Ice Church in Swedish Lappland offers white winterland wedding

Ice Church in Swedish Lappland offers white winterland wedding
With Valentine's Day fast approaching, AFP's Nina Larson witnesses wedding ceremonies performed in a Swedish winter wonderland.

Shivering more from excitement than cold, a bride clad in white silk and fur all but melts into the snowy background as she and her groom become one of around 150 couples to tie the knot at Sweden’s Ice Church this year.

“It was like a fairytale. A very powerful feeling,” 27-year-old Charlotte Axelsson-Andersson says after the ceremony.

She and her new husband, Daniel Andersson, 32, decided to make the 1,560 kilometre (970 mile) trip from their home town of Oskarshamn in southeastern Sweden to the small Lappland village of Jukkasjärvi because they were seeking “a unique and special place for the wedding,” Charlotte explains.

“We looked into a number of different options, like going to the West Indies, but there are beaches in lots of different places. Then we got to thinking about the Ice Church and it just felt more unique and different,” she says.

The chapel, a small dome made entirely of hard-packed snow and crystal-clear blocks and sculpted pieces of ice, sits next to Sweden’s famous Ice Hotel in Jukkasjärvi, some 145 kilometres north of the Arctic Circle.

Each year, between 140 and 150 couples from as far away as Japan and Singapore are drawn to the icy uniqueness of the Jukkasjärvi church for their wedding, according to local wedding coordinator Eva Lundquist.

“I think it’s becoming more and more popular with winter weddings because of the pure whiteness of it,” she says, adding that about half of all couples who tie the knot here are Swedish, while some 90 percent of foreign newlyweds come from Britain.

The Ice Church and neighbouring Ice Hotel, where guests can choose to sleep in simple rooms with just a bed sculpted out of ice or in suites where ice-sculpted beds, chairs and decorations are created by a variety of different artists, has had a very successful marketing campaign in Britain, Lundquist explains.

Charlotte and Daniel spent one night at the frosted hotel before their wedding.

“That was a cold experience,” Charlotte says.

“Outside it was minus 17 (degrees Celsius, or 1.4 degrees Fahrenheit) and inside minus five.
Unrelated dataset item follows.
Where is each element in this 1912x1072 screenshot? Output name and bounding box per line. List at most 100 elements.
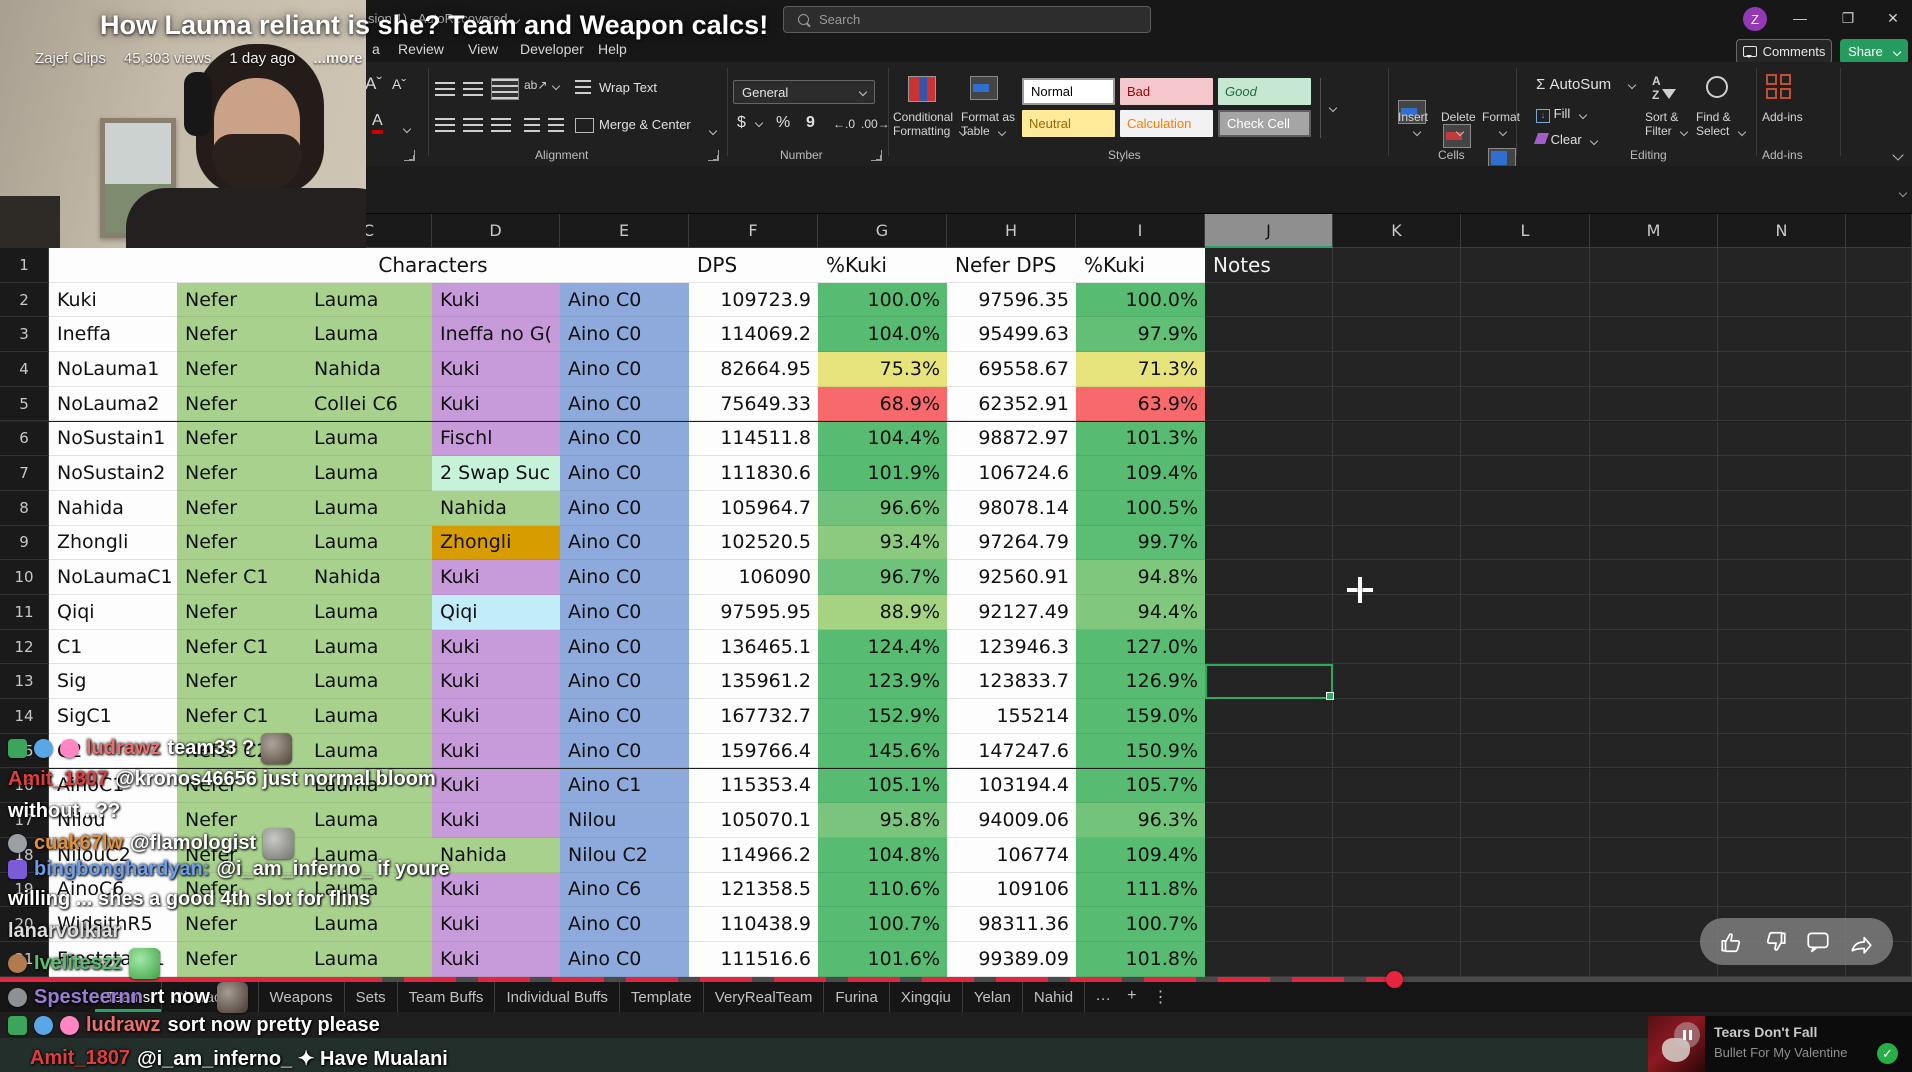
cell-c-r3[interactable]: Lauma (306, 317, 432, 353)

You really had to lie deep inside your sleeping bag and you really didn’t want to get up in the middle of the night to go to the bathroom.”

The chapel too is constructed anew each December by different artists, using ice from a next-door ice factory to create a frozen house of God that lasts for four to five months depending on the weather before it is left to melt away to nothingness.

This year, Dutch artists Marjolein Vonk and Cindy Berg have created the dome.

Its doors — two large slabs of translucent ice covered with reindeer skins and with reindeer antlers for door handles — open to disclose an enchanted forest of sculpted snow branches bathed in an eerie blue light.

The branches, or perhaps the antlers of dozens of reindeer, suddenly part to reveal a pulpit, baptismal font and even suspended candle holders all sculpted out of clear, blue-tinted ice.

At Charlotte and Daniel’s wedding in January, 32 guests filled the pews, made of solid blocks of ice covered with reindeer skins as temperatures inside dipped to minus five degrees Celsius.

“We weren’t all that cold actually. I guess we were too excited,” Charlotte says, pointing out that she wore knit wool stockings and ski socks under her silk Mignon gown for the 25-minute ceremony.

While setting up travel and sleeping arrangements so far from home for all the guests was a challenge, Charlotte says “the most difficult thing to plan for was the clothing.”

“I had a lot of trouble finding the fake fur to go with my dress, and deciding on shoes was really difficult … There are not that many warm white boots that go with a wedding dress,” she says.

“And we had no idea how cold it would be. It wasn’t that cold for our ceremony, but it could easily have been minus 30 (degrees Celsius) if we had been unlucky. The problem was not knowing,” she adds.